«Y al tercer día resucitó», de José Luis Ortiz de Lanzagorta

—¿Por qué buscáis entre los muertos al que está vivo? 
No está aquí; ha resucitado. 
(Lucas, 24, 5-6)

En años anteriores ya han quedado recogidos en el blog varios poemas dedicados a la Resurrección del Señor: así, el soneto «A la Resurrección», de Lope de Vega; «A la resurrección del Señor», de Bartolomé Leonardo de Argensola; la «Oda a Cristo resucitado», de Antonio López Baeza o el «Soneto de la Resurrección», de Francisco Luis Bernárdez, más la versión en español («Ofrezcan los cristianos / ofrendas de alabanza…») de la Secuencia de Pascua, «Victimae paschali laudes». Vaya para este nuevo Domingo de Resurrección un poema de José Luis Ortiz de Lanzagorta, que dice así:

Piero de la Francesca,  La Resurrezione (146-1465). Museo Cívico de Sansepolcro (Sansepolcro, Italia)
Piero de la Francesca,  La Resurrezione (1463-1465). Museo Cívico de Sansepolcro (Sansepolcro, Italia).

Señor, ya estás en pie.
Ya tu presencia ocupa el centro de la Historia.
Ya eres Cristo Total.
Eterna Pascua por derecho de Resurrección.

Amigos, alegraos:
Dios vive para siempre entre nosotros.

Él nos envuelve en la Alegría del mundo;
en la vida que no pasa;
en la ternura inmensa de tantas cosas bellas
que rodean el caminar del hombre:
un cántico, una flor, una mirada…

Todo es vida, Señor;
todo es luz,
todo es gracia,
todo es Dios…

Cristo nos envuelve en su Pascua[1].


[1] Cito por El Dios del mediodía: fe y creación poética en Andalucía. Ensayo y antología, estudio, selección y notas de José Luis Ortiz de Lanzagorta, Madrid, Biblioteca de Autores Cristianos, 1997, p. 305.

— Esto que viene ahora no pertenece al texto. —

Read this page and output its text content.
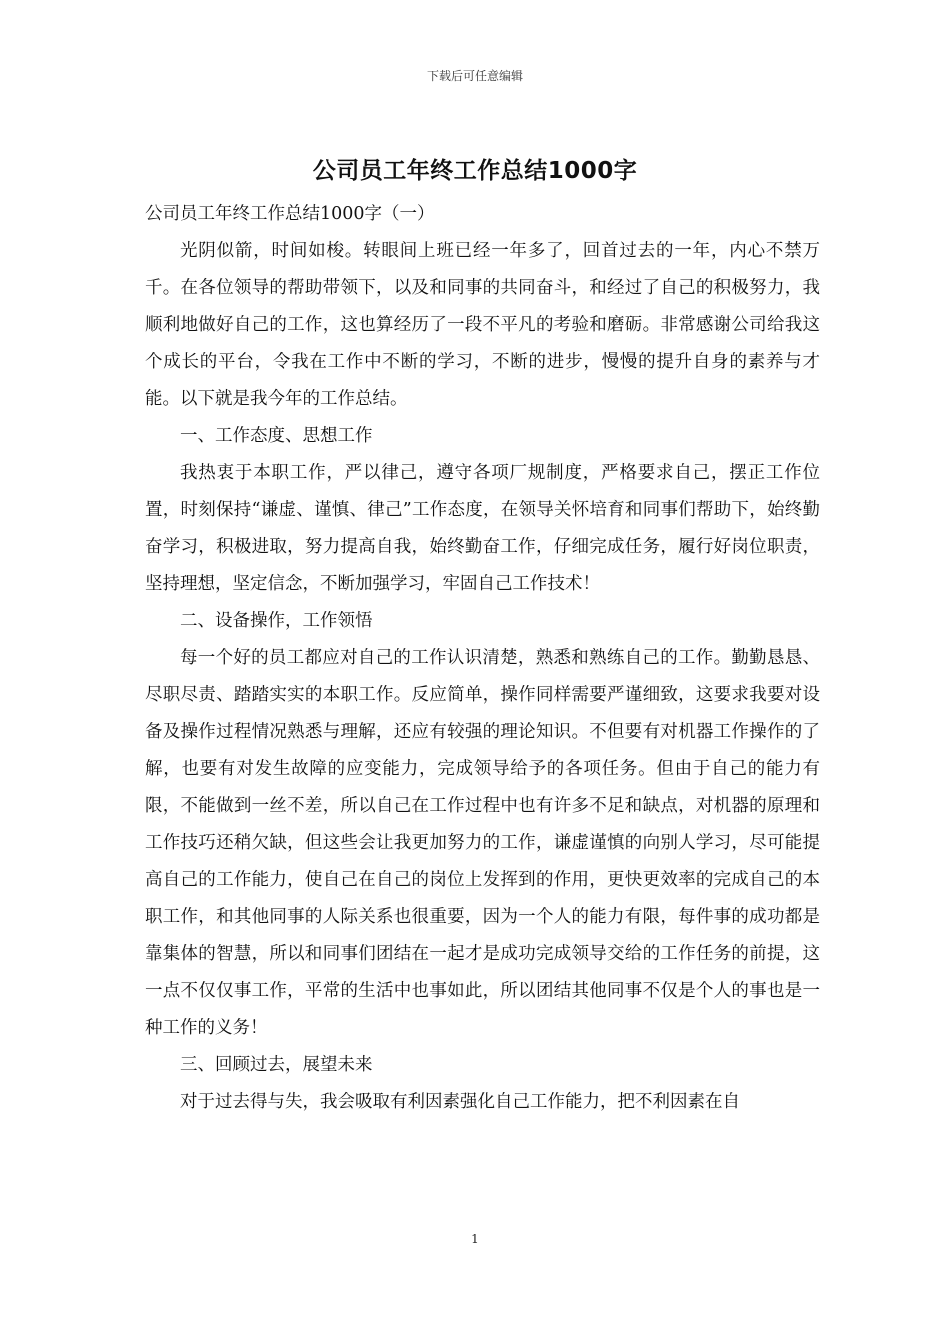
下载后可任意编辑
公司员工年终工作总结1000字

公司员工年终工作总结1000字（一）

光阴似箭，时间如梭。转眼间上班已经一年多了，回首过去的一年，内心不禁万千。在各位领导的帮助带领下，以及和同事的共同奋斗，和经过了自己的积极努力，我顺利地做好自己的工作，这也算经历了一段不平凡的考验和磨砺。非常感谢公司给我这个成长的平台，令我在工作中不断的学习，不断的进步，慢慢的提升自身的素养与才能。以下就是我今年的工作总结。

一、工作态度、思想工作

我热衷于本职工作，严以律己，遵守各项厂规制度，严格要求自己，摆正工作位置，时刻保持“谦虚、谨慎、律己”工作态度，在领导关怀培育和同事们帮助下，始终勤奋学习，积极进取，努力提高自我，始终勤奋工作，仔细完成任务，履行好岗位职责，坚持理想，坚定信念，不断加强学习，牢固自己工作技术！

二、设备操作，工作领悟

每一个好的员工都应对自己的工作认识清楚，熟悉和熟练自己的工作。勤勤恳恳、尽职尽责、踏踏实实的本职工作。反应简单，操作同样需要严谨细致，这要求我要对设备及操作过程情况熟悉与理解，还应有较强的理论知识。不但要有对机器工作操作的了解，也要有对发生故障的应变能力，完成领导给予的各项任务。但由于自己的能力有限，不能做到一丝不差，所以自己在工作过程中也有许多不足和缺点，对机器的原理和工作技巧还稍欠缺，但这些会让我更加努力的工作，谦虚谨慎的向别人学习，尽可能提高自己的工作能力，使自己在自己的岗位上发挥到的作用，更快更效率的完成自己的本职工作，和其他同事的人际关系也很重要，因为一个人的能力有限，每件事的成功都是靠集体的智慧，所以和同事们团结在一起才是成功完成领导交给的工作任务的前提，这一点不仅仅事工作，平常的生活中也事如此，所以团结其他同事不仅是个人的事也是一种工作的义务！

三、回顾过去，展望未来

对于过去得与失，我会吸取有利因素强化自己工作能力，把不利因素在自

1
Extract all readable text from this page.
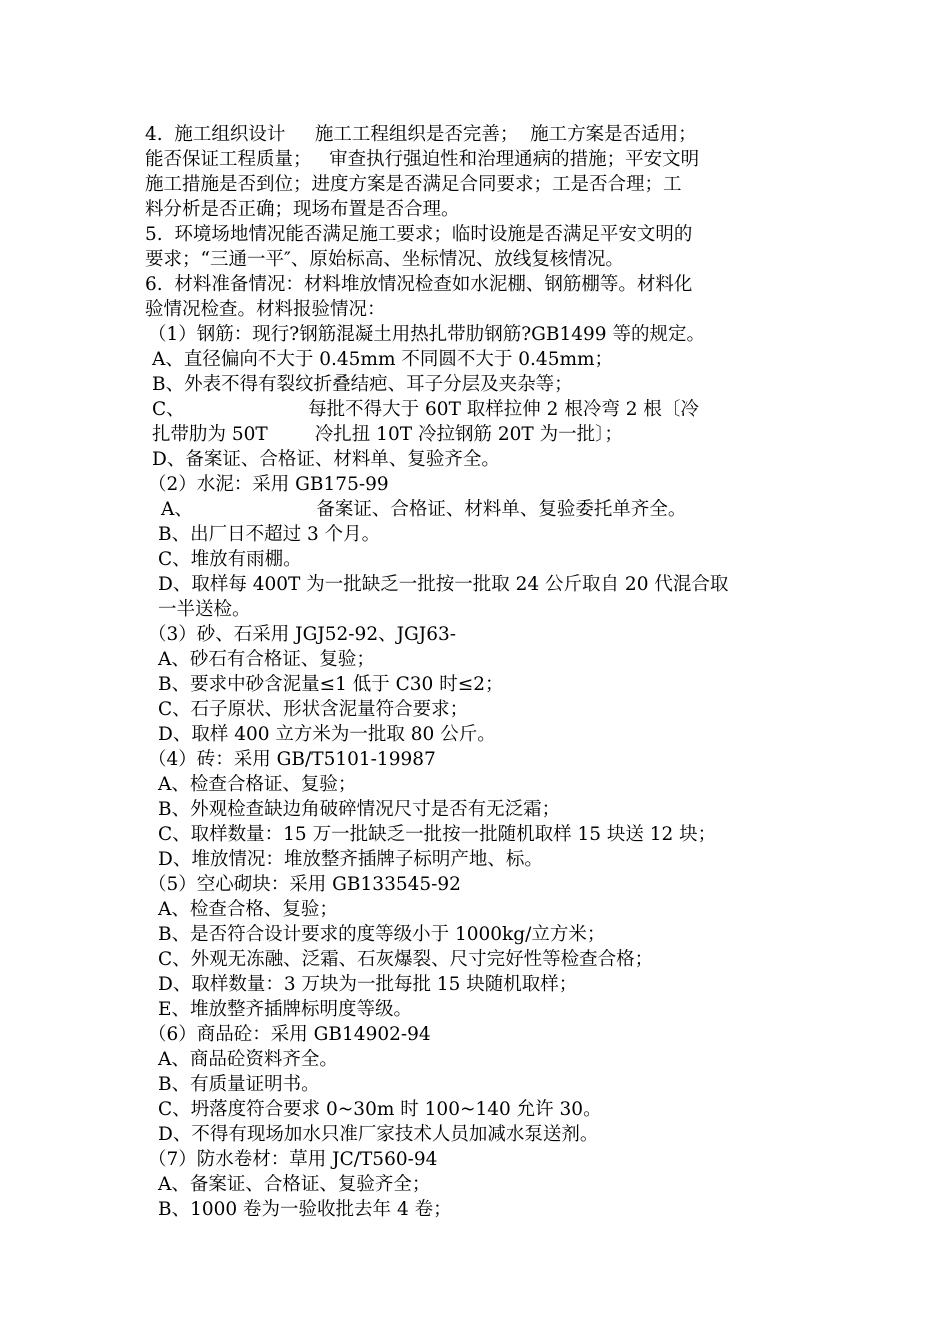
4.  施工组织设计     施工工程组织是否完善；  施工方案是否适用；
能否保证工程质量；   审查执行强迫性和治理通病的措施；平安文明
施工措施是否到位；进度方案是否满足合同要求；工是否合理；工
料分析是否正确；现场布置是否合理。
5.  环境场地情况能否满足施工要求；临时设施是否满足平安文明的
要求；“三通一平″、原始标高、坐标情况、放线复核情况。
6.  材料准备情况：材料堆放情况检查如水泥棚、钢筋棚等。材料化
验情况检查。材料报验情况：
（1）钢筋：现行?钢筋混凝土用热扎带肋钢筋?GB1499 等的规定。
A、直径偏向不大于 0.45mm 不同圆不大于 0.45mm；
B、外表不得有裂纹折叠结疤、耳子分层及夹杂等；
C、                     每批不得大于 60T 取样拉伸 2 根冷弯 2 根〔冷
扎带肋为 50T        冷扎扭 10T 冷拉钢筋 20T 为一批〕；
D、备案证、合格证、材料单、复验齐全。
（2）水泥：采用 GB175-99
A、                     备案证、合格证、材料单、复验委托单齐全。
B、出厂日不超过 3 个月。
C、堆放有雨棚。
D、取样每 400T 为一批缺乏一批按一批取 24 公斤取自 20 代混合取
一半送检。
（3）砂、石采用 JGJ52-92、JGJ63-
A、砂石有合格证、复验；
B、要求中砂含泥量≤1 低于 C30 时≤2；
C、石子原状、形状含泥量符合要求；
D、取样 400 立方米为一批取 80 公斤。
（4）砖：采用 GB/T5101-19987
A、检查合格证、复验；
B、外观检查缺边角破碎情况尺寸是否有无泛霜；
C、取样数量：15 万一批缺乏一批按一批随机取样 15 块送 12 块；
D、堆放情况：堆放整齐插牌子标明产地、标。
（5）空心砌块：采用 GB133545-92
A、检查合格、复验；
B、是否符合设计要求的度等级小于 1000kg/立方米；
C、外观无冻融、泛霜、石灰爆裂、尺寸完好性等检查合格；
D、取样数量：3 万块为一批每批 15 块随机取样；
E、堆放整齐插牌标明度等级。
（6）商品砼：采用 GB14902-94
A、商品砼资料齐全。
B、有质量证明书。
C、坍落度符合要求 0~30m 时 100~140 允许 30。
D、不得有现场加水只准厂家技术人员加减水泵送剂。
（7）防水卷材：草用 JC/T560-94
A、备案证、合格证、复验齐全；
B、1000 卷为一验收批去年 4 卷；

«Soledad», de Manuel García Viñó

Vaya para hoy, Sábado Santo, un soneto de Manuel García Viñó (Sevilla, 1928-Madrid, 2013) centrado en la soledad y el dolor de María tras la muerte de su Hijo.

Atribuido a Sebastián de Herrera Barnuevo, La Virgen de la Soledad (c. 1665). Museo Nacional del Prado (Madrid, España)
Atribuido a Sebastián de Herrera Barnuevo, La Virgen de la Soledad (c. 1665). Museo Nacional del Prado (Madrid, España).

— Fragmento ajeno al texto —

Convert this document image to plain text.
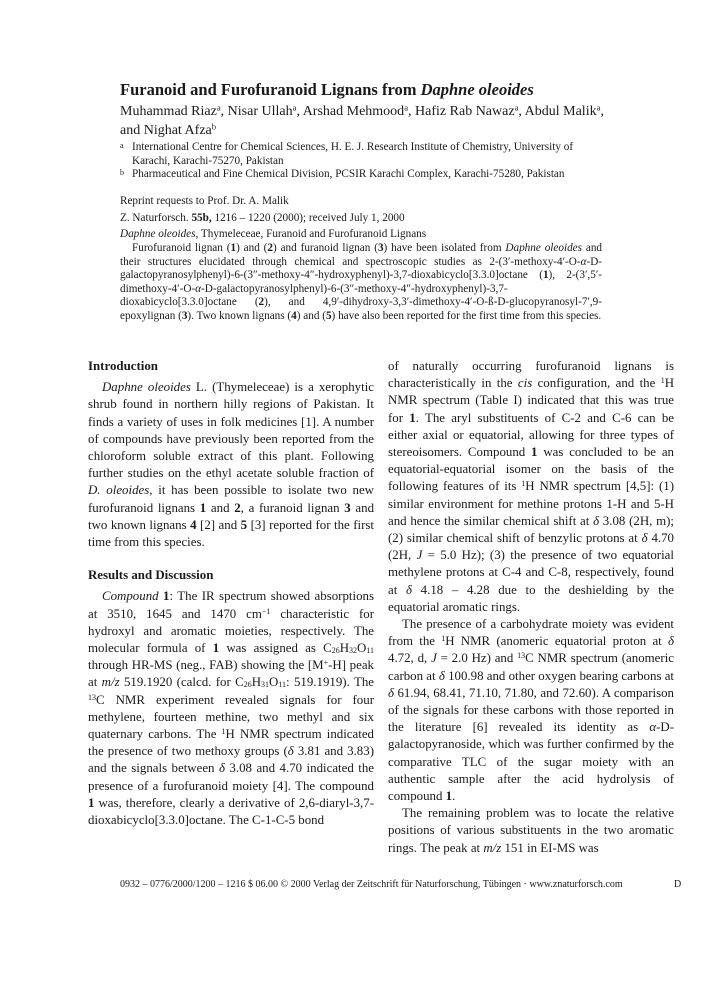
Furanoid and Furofuranoid Lignans from Daphne oleoides
Muhammad Riaz$^a$, Nisar Ullah$^a$, Arshad Mehmood$^a$, Hafiz Rab Nawaz$^a$, Abdul Malik$^a$, and Nighat Afza$^b$
a International Centre for Chemical Sciences, H. E. J. Research Institute of Chemistry, University of Karachi, Karachi-75270, Pakistan
b Pharmaceutical and Fine Chemical Division, PCSIR Karachi Complex, Karachi-75280, Pakistan
Reprint requests to Prof. Dr. A. Malik
Z. Naturforsch. 55b, 1216 – 1220 (2000); received July 1, 2000
Daphne oleoides, Thymeleceae, Furanoid and Furofuranoid Lignans
Furofuranoid lignan (1) and (2) and furanoid lignan (3) have been isolated from Daphne oleoides and their structures elucidated through chemical and spectroscopic studies as 2-(3′-methoxy-4′-O-α-D-galactopyranosylphenyl)-6-(3″-methoxy-4″-hydroxyphenyl)-3,7-dioxabicyclo[3.3.0]octane (1), 2-(3′,5′-dimethoxy-4′-O-α-D-galactopyranosylphenyl)-6-(3″-methoxy-4″-hydroxyphenyl)-3,7-dioxabicyclo[3.3.0]octane (2), and 4,9′-dihydroxy-3,3′-dimethoxy-4′-O-ß-D-glucopyranosyl-7′,9-epoxylignan (3). Two known lignans (4) and (5) have also been reported for the first time from this species.
Introduction

Daphne oleoides L. (Thymeleceae) is a xerophytic shrub found in northern hilly regions of Pakistan. It finds a variety of uses in folk medicines [1]. A number of compounds have previously been reported from the chloroform soluble extract of this plant. Following further studies on the ethyl acetate soluble fraction of D. oleoides, it has been possible to isolate two new furofuranoid lignans 1 and 2, a furanoid lignan 3 and two known lignans 4 [2] and 5 [3] reported for the first time from this species.

Results and Discussion

Compound 1: The IR spectrum showed absorptions at 3510, 1645 and 1470 $cm^{-1}$ characteristic for hydroxyl and aromatic moieties, respectively. The molecular formula of 1 was assigned as $C_{26}H_{32}O_{11}$ through HR-MS (neg., FAB) showing the [M+-H] peak at m/z 519.1920 (calcd. for $C_{26}H_{31}O_{11}$: 519.1919). The $^{13}$C NMR experiment revealed signals for four methylene, fourteen methine, two methyl and six quaternary carbons. The $^1$H NMR spectrum indicated the presence of two methoxy groups (δ 3.81 and 3.83) and the signals between δ 3.08 and 4.70 indicated the presence of a furofuranoid moiety [4]. The compound 1 was, therefore, clearly a derivative of 2,6-diaryl-3,7-dioxabicyclo[3.3.0]octane. The C-1-C-5 bond

of naturally occurring furofuranoid lignans is characteristically in the cis configuration, and the $^1$H NMR spectrum (Table I) indicated that this was true for 1. The aryl substituents of C-2 and C-6 can be either axial or equatorial, allowing for three types of stereoisomers. Compound 1 was concluded to be an equatorial-equatorial isomer on the basis of the following features of its $^1$H NMR spectrum [4,5]: (1) similar environment for methine protons 1-H and 5-H and hence the similar chemical shift at δ 3.08 (2H, m); (2) similar chemical shift of benzylic protons at δ 4.70 (2H, J = 5.0 Hz); (3) the presence of two equatorial methylene protons at C-4 and C-8, respectively, found at δ 4.18 – 4.28 due to the deshielding by the equatorial aromatic rings.

The presence of a carbohydrate moiety was evident from the $^1$H NMR (anomeric equatorial proton at δ 4.72, d, J = 2.0 Hz) and $^{13}$C NMR spectrum (anomeric carbon at δ 100.98 and other oxygen bearing carbons at δ 61.94, 68.41, 71.10, 71.80, and 72.60). A comparison of the signals for these carbons with those reported in the literature [6] revealed its identity as α-D-galactopyranoside, which was further confirmed by the comparative TLC of the sugar moiety with an authentic sample after the acid hydrolysis of compound 1.

The remaining problem was to locate the relative positions of various substituents in the two aromatic rings. The peak at m/z 151 in EI-MS was

0932 – 0776/2000/1200 – 1216 $ 06.00 © 2000 Verlag der Zeitschrift für Naturforschung, Tübingen · www.znaturforsch.com	D
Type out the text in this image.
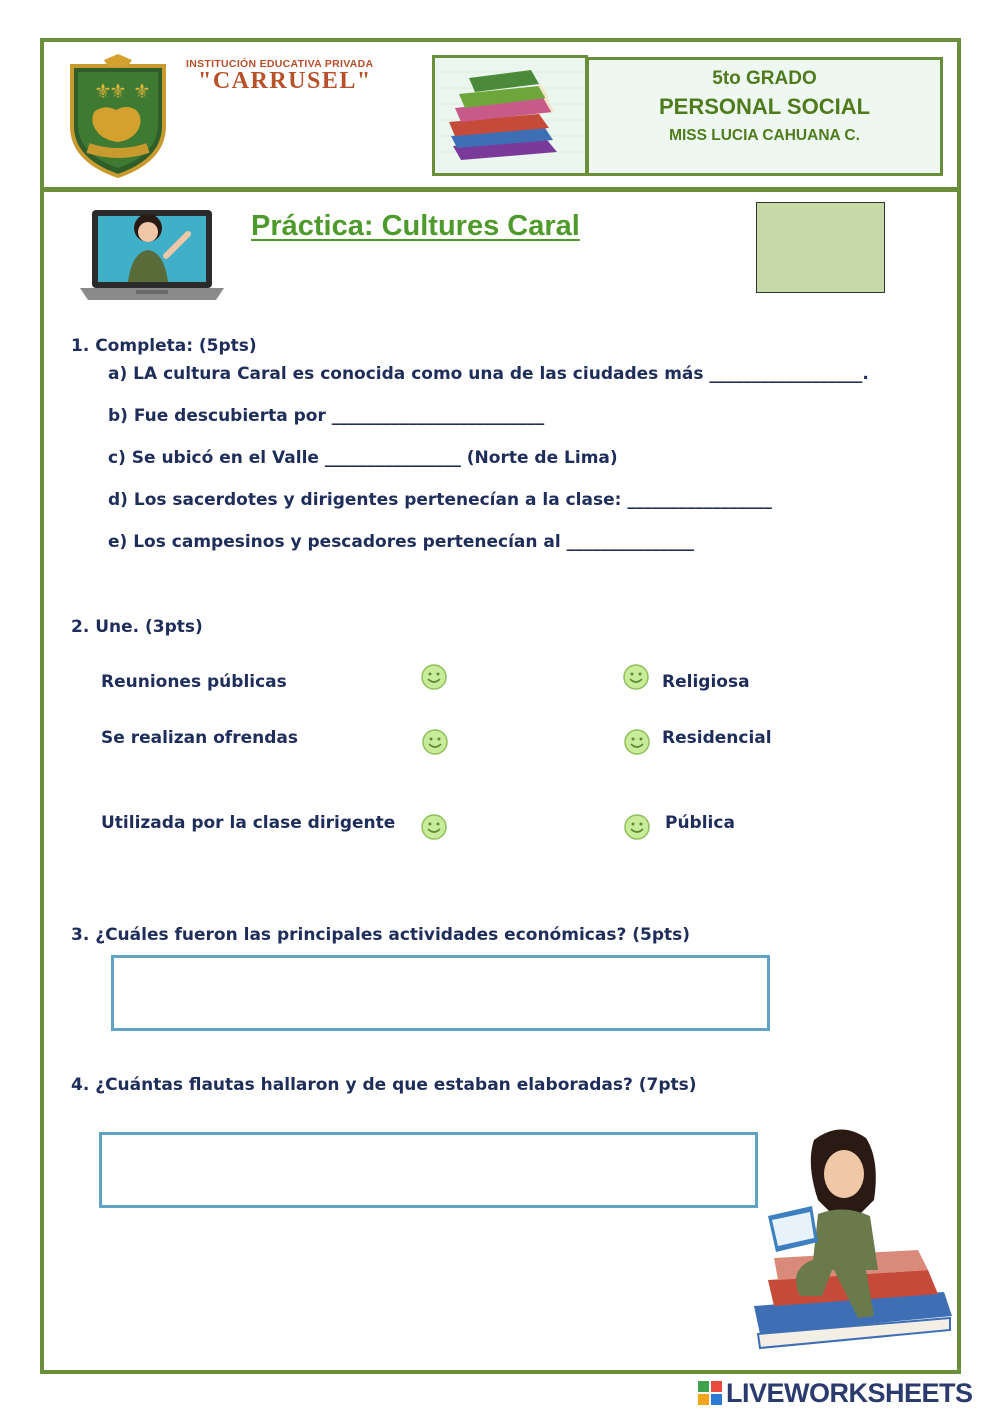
⚜
⚜ ⚜
INSTITUCIÓN EDUCATIVA PRIVADA
"CARRUSEL"	5to GRADO
PERSONAL SOCIAL
MISS LUCIA CAHUANA C.
Práctica: Cultures Caral
1. Completa: (5pts)
a) LA cultura Caral es conocida como una de las ciudades más __________________.
b) Fue descubierta por _________________________
c) Se ubicó en el Valle ________________ (Norte de Lima)
d) Los sacerdotes y dirigentes pertenecían a la clase: _________________
e) Los campesinos y pescadores pertenecían al _______________
2. Une. (3pts)
Reuniones públicas
Se realizan ofrendas
Utilizada por la clase dirigente
Religiosa
Residencial
Pública
3. ¿Cuáles fueron las principales actividades económicas? (5pts)
4. ¿Cuántas flautas hallaron y de que estaban elaboradas? (7pts)
LIVEWORKSHEETS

Qué intacta soledad en la montaña,
qué solo el sol[1] y sola la violeta,
qué hora de tercia[2] y recoleta
sobre la sola, vegetal guadaña[3].

Qué tensa, intensa soledad empaña
los paños de la Cruz; sobre el planeta
flota y se yergue sola la muleta
del cojo universal de vista huraña[4].

Qué solo y gris el Gólgota[5] dormido,
qué solo el viento aúlla en el ejido[6]
enroscando temblón su caracola;

y qué sola Tú sola, Madre mía,
en el extraño amanecer del Día,
ya Madre universal[7], ¡pero qué sola![8]


[1] solo el sol: además de la repetición de solo, sola y soledad a lo largo del poema, nótese la presencia de juegos paronomásticos: solo el sol (v. 2), tensa, intensa (v. 5), empaña … los paños (vv. 5-6).

[2] hora de tercia: tercera hora después del amanecer, las 9 de la mañana.

[3] la sola, vegetal guadaña: lo entiendo como referencia a la Cruz, un árbol convertido en instrumento de muerte.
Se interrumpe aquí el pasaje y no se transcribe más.